Significance. If the empirical results hold after verification of dataset construction and classifier validity, the work supplies a controlled demonstration that unsafe training proportion directly drives output unsafety, with the factorial design and text-encoder ablation providing evidence that proportion is causal and that residual risks arise from other model components. The absence of quality trade-offs strengthens the practical implication that curation is an effective, low-cost intervention complementary to encoder-level fixes.
major comments (3)
- [Methods] Methods (dataset construction and factorial design): The claim that datasets 'differ only in their fraction of unsafe images' is load-bearing for the monotonic dose-response and 'proportion, not count' conclusion, yet the manuscript supplies no description of the curation procedure, caption generation, visual distribution matching, or controls for other statistics. Without these details, alternative explanations (e.g., correlated changes in caption style or image quality) cannot be excluded.
- [Results] Results (safety classifier evaluation): The reported rates (16.6% to 25.5%) and monotonic relationship rest on four independent classifiers, but no inter-classifier agreement statistics, calibration curves, or human validation against perceived unsafety are provided. This measurement gap directly affects the reliability of the baseline, the dose-response, and the text-encoder ablation results.
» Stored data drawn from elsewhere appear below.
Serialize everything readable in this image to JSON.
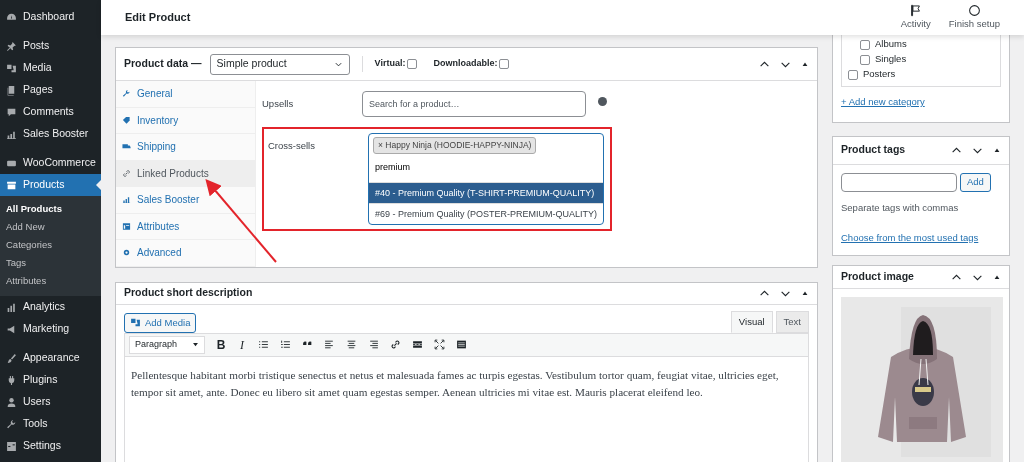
{
  "sidebar": {
    "groups": [
      [
        {
          "label": "Dashboard",
          "selected": false
        }
      ],
      [
        {
          "label": "Posts",
          "selected": false
        },
        {
          "label": "Media",
          "selected": false
        },
        {
          "label": "Pages",
          "selected": false
        },
        {
          "label": "Comments",
          "selected": false
        },
        {
          "label": "Sales Booster",
          "selected": false
        }
      ],
      [
        {
          "label": "WooCommerce",
          "selected": false
        },
        {
          "label": "Products",
          "selected": true,
          "children": [
            {
              "label": "All Products",
              "selected": true
            },
            {
              "label": "Add New",
              "selected": false
            },
            {
              "label": "Categories",
              "selected": false
            },
            {
              "label": "Tags",
              "selected": false
            },
            {
              "label": "Attributes",
              "selected": false
            }
          ]
        },
        {
          "label": "Analytics",
          "selected": false
        },
        {
          "label": "Marketing",
          "selected": false
        }
      ],
      [
        {
          "label": "Appearance",
          "selected": false
        },
        {
          "label": "Plugins",
          "selected": false
        },
        {
          "label": "Users",
          "selected": false
        },
        {
          "label": "Tools",
          "selected": false
        },
        {
          "label": "Settings",
          "selected": false
        }
      ]
    ]
  },
  "header": {
    "title": "Edit Product",
    "actions": [
      {
        "label": "Activity"
      },
      {
        "label": "Finish setup"
      }
    ]
  },
  "product_data": {
    "title": "Product data —",
    "type": "Simple product",
    "options": [
      {
        "label": "Virtual:",
        "checked": false
      },
      {
        "label": "Downloadable:",
        "checked": false
      }
    ],
    "tabs": [
      {
        "label": "General",
        "selected": false
      },
      {
        "label": "Inventory",
        "selected": false
      },
      {
        "label": "Shipping",
        "selected": false
      },
      {
        "label": "Linked Products",
        "selected": true
      },
      {
        "label": "Sales Booster",
        "selected": false
      },
      {
        "label": "Attributes",
        "selected": false
      },
      {
        "label": "Advanced",
        "selected": false
      }
    ],
    "upsells": {
      "label": "Upsells",
      "placeholder": "Search for a product…"
    },
    "cross_sells": {
      "label": "Cross-sells",
      "tokens": [
        "× Happy Ninja (HOODIE-HAPPY-NINJA)"
      ],
      "value": "premium",
      "results": [
        {
          "label": "#40 - Premium Quality (T-SHIRT-PREMIUM-QUALITY)",
          "selected": true
        },
        {
          "label": "#69 - Premium Quality (POSTER-PREMIUM-QUALITY)",
          "selected": false
        }
      ]
    }
  },
  "short_description": {
    "title": "Product short description",
    "add_media": "Add Media",
    "editor_tabs": [
      {
        "label": "Visual",
        "selected": true
      },
      {
        "label": "Text",
        "selected": false
      }
    ],
    "toolbar": {
      "format": "Paragraph",
      "bold": "B",
      "italic": "I"
    },
    "text": "Pellentesque habitant morbi tristique senectus et netus et malesuada fames ac turpis egestas. Vestibulum tortor quam, feugiat vitae, ultricies eget, tempor sit amet, ante. Donec eu libero sit amet quam egestas semper. Aenean ultricies mi vitae est. Mauris placerat eleifend leo."
  },
  "categories": {
    "items": [
      {
        "children": [
          {
            "label": "Albums",
            "checked": false
          },
          {
            "label": "Singles",
            "checked": false
          }
        ]
      },
      {
        "label": "Posters",
        "checked": false
      }
    ],
    "add_link": "+ Add new category"
  },
  "tags": {
    "title": "Product tags",
    "button": "Add",
    "hint": "Separate tags with commas",
    "link": "Choose from the most used tags"
  },
  "image": {
    "title": "Product image",
    "kind": "picture"
  }
}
- [Ablations] Ablations (text encoder): The SafeCLIP ablation is cited to confirm the 16.6% floor arises from the text encoder, yet the manuscript does not report the precise experimental factors in the factorial design, sample sizes per cell, or any statistical test for the proportion-vs-count contrast. These omissions prevent assessment of whether the design isolates the claimed variable.
minor comments (1)
- [Abstract] The abstract states results across 'several dataset scales (100K to 8M)' but does not include a table or figure breaking down unsafety rates by scale; adding this would clarify whether the proportion effect is scale-invariant.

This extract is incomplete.